Stan kobiety zależy od dnia – jeśli pracuje zawodowo i musi mówić być może wykorzystała 12-15 tys. słów, jeśli nie, bo zajmowała się przykładowo dzieckiem ma w zanadrzu całe 20 tys. słów ! Ktoś to musi usłyszeć Panowie. J

„Jak minął Ci dzień kochanie?” – zaczyna rozmowę kobieta, jak myślisz co odpowie mężczyzna?

„Dobrze” – bardzo prawdopodobne, że jego odpowiedź będzie krótka, konkretna i sprecyzowana, użył już dziś prawdopodobnie swoją normę dzienną 10 tys. słów, czas na kolejne czyli 10 001 ;)

„Pójdziemy w weekend do kina?” – kobieta kontynuuje niewinną rozmowę pytając dalej.

„Tak” – 10 002 , myśl o spokoju i odpoczynku po całym dniu i gadaniu cały dzień zaczyna się oddalać. Ona z kolei myśli, że znowu nie chce z nią rozmawiać i pewnie jest coś nie tak. On żeby wykazać inicjatywę popełnia kluczowy błąd pytając:

„A jak minął Twój dzień?” – nie wiedząc o tym, że właśnie sprowokował ją do spalenia dziennej niewykorzystanej porcji słów. Odpowiedź „-dobrze” całkowicie by mu wystarczała, jednak w tym wypadku może o tym zapomnieć.

„Nie uwierzysz co mnie dziś spotkało, no co to był za dzień, zapowiadała się świetna pogoda, właściwie jest słonecznie od tygodnia, ta kobieta z tą dziwną szminką na ustach, nie wiem kto ich ubiera w tej telewizji, pomyślałam, że będzie pięknie, że ubiorę tę niebieską sukienkę, którą kupiłam ostatnio w centrum handlowym, powinnam ubrać coś jeszcze ale nie ubrałam bo byłam pewna, że będzie ślicznie, mówili, że jest 30% obniżka na te czerwone szpilki ale Ania się upiera, że chce takie same i nie wiem czy kupić, bo może je w sobotę ubrać i będziemy miały takie same, ale co się stało, wyszłam dziś na ulicę i padało, przemoczyłam sobie całe buty i jestem wściekła, a to dopiero początek…” – biedny mężczyzna, przyjmuje na siebie lawinę niepowiązanych ze sobą informacji, myśli, że kobieta dzieli się z nim wszystkimi problemami, jakie napotkała w ciągu dnia, podczas kiedy ona po prostu spala nadmiar niewykorzystanych słów. Jego mózg jest nastawiony na szukanie rozwiązań, więc już zaczyna nad tym pracować, ale czy aby na pewno w takiej sytuacji tego potrzebuje kobieta? Nie, natomiast facet już szykuje serię rozwiązań, będąc dumnym z rozwiązania kolejnym problemów i jednocześnie dziwiąc się, że jego druga połówka ma kłopoty z takimi błahostkami.

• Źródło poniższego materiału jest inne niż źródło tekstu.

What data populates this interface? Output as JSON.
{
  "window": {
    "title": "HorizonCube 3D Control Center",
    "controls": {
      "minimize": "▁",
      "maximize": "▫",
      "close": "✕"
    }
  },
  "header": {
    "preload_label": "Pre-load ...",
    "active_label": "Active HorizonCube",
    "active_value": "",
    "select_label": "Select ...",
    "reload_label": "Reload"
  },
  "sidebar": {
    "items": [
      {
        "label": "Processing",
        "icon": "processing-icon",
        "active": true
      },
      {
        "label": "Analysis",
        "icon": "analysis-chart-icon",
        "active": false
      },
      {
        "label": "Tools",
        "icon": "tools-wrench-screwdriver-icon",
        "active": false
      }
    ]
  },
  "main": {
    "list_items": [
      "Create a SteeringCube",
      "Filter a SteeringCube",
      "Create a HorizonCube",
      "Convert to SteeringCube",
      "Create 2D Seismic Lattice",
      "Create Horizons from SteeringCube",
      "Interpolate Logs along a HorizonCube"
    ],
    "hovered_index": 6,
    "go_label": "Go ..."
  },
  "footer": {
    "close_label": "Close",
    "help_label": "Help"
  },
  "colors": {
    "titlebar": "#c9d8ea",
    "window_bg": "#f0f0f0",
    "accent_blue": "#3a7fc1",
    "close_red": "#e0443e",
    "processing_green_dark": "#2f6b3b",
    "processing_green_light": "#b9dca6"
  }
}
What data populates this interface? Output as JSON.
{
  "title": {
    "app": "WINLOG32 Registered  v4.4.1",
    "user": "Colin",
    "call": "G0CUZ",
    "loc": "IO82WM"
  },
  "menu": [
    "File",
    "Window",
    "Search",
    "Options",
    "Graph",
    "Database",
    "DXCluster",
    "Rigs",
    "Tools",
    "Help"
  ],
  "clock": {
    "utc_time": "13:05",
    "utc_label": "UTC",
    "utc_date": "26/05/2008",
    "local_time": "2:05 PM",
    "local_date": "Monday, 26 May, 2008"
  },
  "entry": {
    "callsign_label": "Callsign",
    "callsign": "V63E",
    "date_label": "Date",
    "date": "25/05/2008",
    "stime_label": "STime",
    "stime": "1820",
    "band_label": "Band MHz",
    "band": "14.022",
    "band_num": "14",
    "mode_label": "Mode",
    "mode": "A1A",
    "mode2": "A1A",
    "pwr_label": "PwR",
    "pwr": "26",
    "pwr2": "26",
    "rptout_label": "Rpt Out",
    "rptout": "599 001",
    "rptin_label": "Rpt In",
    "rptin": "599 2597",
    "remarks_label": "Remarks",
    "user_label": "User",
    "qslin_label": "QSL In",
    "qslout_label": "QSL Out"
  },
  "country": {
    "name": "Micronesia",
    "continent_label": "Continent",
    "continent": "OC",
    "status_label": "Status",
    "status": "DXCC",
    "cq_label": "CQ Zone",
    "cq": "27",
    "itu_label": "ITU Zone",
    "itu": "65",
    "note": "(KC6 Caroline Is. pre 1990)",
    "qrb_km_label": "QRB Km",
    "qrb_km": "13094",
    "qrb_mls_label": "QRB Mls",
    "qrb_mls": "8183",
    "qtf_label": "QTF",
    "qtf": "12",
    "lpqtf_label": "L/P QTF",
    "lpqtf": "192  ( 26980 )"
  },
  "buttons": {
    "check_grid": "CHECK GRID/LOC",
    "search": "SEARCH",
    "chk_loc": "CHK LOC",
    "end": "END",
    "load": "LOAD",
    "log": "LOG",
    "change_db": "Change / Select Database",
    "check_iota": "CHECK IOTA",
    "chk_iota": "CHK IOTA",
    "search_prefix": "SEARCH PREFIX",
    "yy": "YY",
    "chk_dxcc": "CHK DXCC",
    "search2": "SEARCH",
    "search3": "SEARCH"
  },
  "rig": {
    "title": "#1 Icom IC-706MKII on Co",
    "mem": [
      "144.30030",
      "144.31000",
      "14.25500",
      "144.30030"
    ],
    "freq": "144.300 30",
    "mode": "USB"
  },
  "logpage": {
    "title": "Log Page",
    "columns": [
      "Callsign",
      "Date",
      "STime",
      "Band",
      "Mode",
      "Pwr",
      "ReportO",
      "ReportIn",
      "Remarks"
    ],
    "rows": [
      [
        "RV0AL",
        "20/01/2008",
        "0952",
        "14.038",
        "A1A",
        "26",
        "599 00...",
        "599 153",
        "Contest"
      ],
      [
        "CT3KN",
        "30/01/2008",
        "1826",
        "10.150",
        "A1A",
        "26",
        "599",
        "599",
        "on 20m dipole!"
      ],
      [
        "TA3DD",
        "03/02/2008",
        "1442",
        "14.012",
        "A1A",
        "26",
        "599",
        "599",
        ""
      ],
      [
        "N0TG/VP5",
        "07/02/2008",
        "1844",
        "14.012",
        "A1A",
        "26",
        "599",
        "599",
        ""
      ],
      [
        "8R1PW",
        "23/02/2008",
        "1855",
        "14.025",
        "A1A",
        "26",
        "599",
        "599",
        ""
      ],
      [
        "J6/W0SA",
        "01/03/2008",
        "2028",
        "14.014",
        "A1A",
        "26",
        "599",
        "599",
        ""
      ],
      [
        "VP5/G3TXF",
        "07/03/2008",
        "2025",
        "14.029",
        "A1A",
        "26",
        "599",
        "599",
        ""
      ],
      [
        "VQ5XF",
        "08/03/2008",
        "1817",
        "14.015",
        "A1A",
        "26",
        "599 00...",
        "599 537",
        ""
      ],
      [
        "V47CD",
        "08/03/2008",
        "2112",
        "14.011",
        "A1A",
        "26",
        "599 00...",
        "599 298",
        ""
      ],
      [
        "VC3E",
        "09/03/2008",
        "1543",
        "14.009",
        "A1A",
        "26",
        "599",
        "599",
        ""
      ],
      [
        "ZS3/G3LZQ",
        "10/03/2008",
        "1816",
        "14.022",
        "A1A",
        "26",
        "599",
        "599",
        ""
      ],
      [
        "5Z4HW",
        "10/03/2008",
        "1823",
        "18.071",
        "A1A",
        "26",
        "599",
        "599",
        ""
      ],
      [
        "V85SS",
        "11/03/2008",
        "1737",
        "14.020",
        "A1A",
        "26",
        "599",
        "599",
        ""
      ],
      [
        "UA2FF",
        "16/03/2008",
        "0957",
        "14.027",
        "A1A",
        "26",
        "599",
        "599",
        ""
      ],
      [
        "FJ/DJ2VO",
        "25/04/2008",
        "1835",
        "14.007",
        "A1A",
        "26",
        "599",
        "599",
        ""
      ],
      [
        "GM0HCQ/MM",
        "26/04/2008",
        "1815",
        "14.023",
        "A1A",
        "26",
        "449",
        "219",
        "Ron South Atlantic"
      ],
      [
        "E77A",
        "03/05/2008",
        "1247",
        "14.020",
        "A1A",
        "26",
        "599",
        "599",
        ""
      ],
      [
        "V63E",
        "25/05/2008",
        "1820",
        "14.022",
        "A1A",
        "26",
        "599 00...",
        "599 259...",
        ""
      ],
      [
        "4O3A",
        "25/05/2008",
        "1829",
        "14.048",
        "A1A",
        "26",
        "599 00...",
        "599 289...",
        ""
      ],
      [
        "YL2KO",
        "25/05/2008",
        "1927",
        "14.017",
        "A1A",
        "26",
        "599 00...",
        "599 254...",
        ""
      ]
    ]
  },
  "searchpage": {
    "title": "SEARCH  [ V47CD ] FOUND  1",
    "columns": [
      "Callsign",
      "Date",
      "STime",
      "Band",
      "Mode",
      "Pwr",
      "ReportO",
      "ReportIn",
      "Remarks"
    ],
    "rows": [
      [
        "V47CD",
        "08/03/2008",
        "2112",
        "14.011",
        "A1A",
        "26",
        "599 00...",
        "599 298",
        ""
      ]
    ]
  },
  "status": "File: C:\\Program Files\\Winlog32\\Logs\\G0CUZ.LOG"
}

-„Powinnaś zrobić tak i tak /seria rozwiązań do wszystkich sytuacji/” –  UWAGA! Kobieta to wie, Panowie – nie musicie nic mówić, a tym bardziej szukać rozwiązań.  Więc czego w takim układzie chce kobieta? Empatii i zrozumienia, SŁUCHANIA a nie ROZWIĄZANIA, najzwyczajniej w świecie Waszej uwagi.

 

Pamiętajmy, że zrozumienie położenia drugiej osoby i tego jak reaguje jest tu kluczem.
Dzięki temu będzie się łatwiej komunikować, łatwiej iść na kompromisy i przyjąć niektóre reakcje bez niepotrzebnych emocji.

Kobiety i mężczyźni – różnimy się, a dużo łatwiej jest się dogadać znając te różnice, pomyślcie jak można byłoby te informacje wykorzystać np. w biznesie? O tym może kiedy indziej :)

 

Inspirowane Alanem Pease, polecam gorąco zapoznać się z książkami jak i nagraniami autora.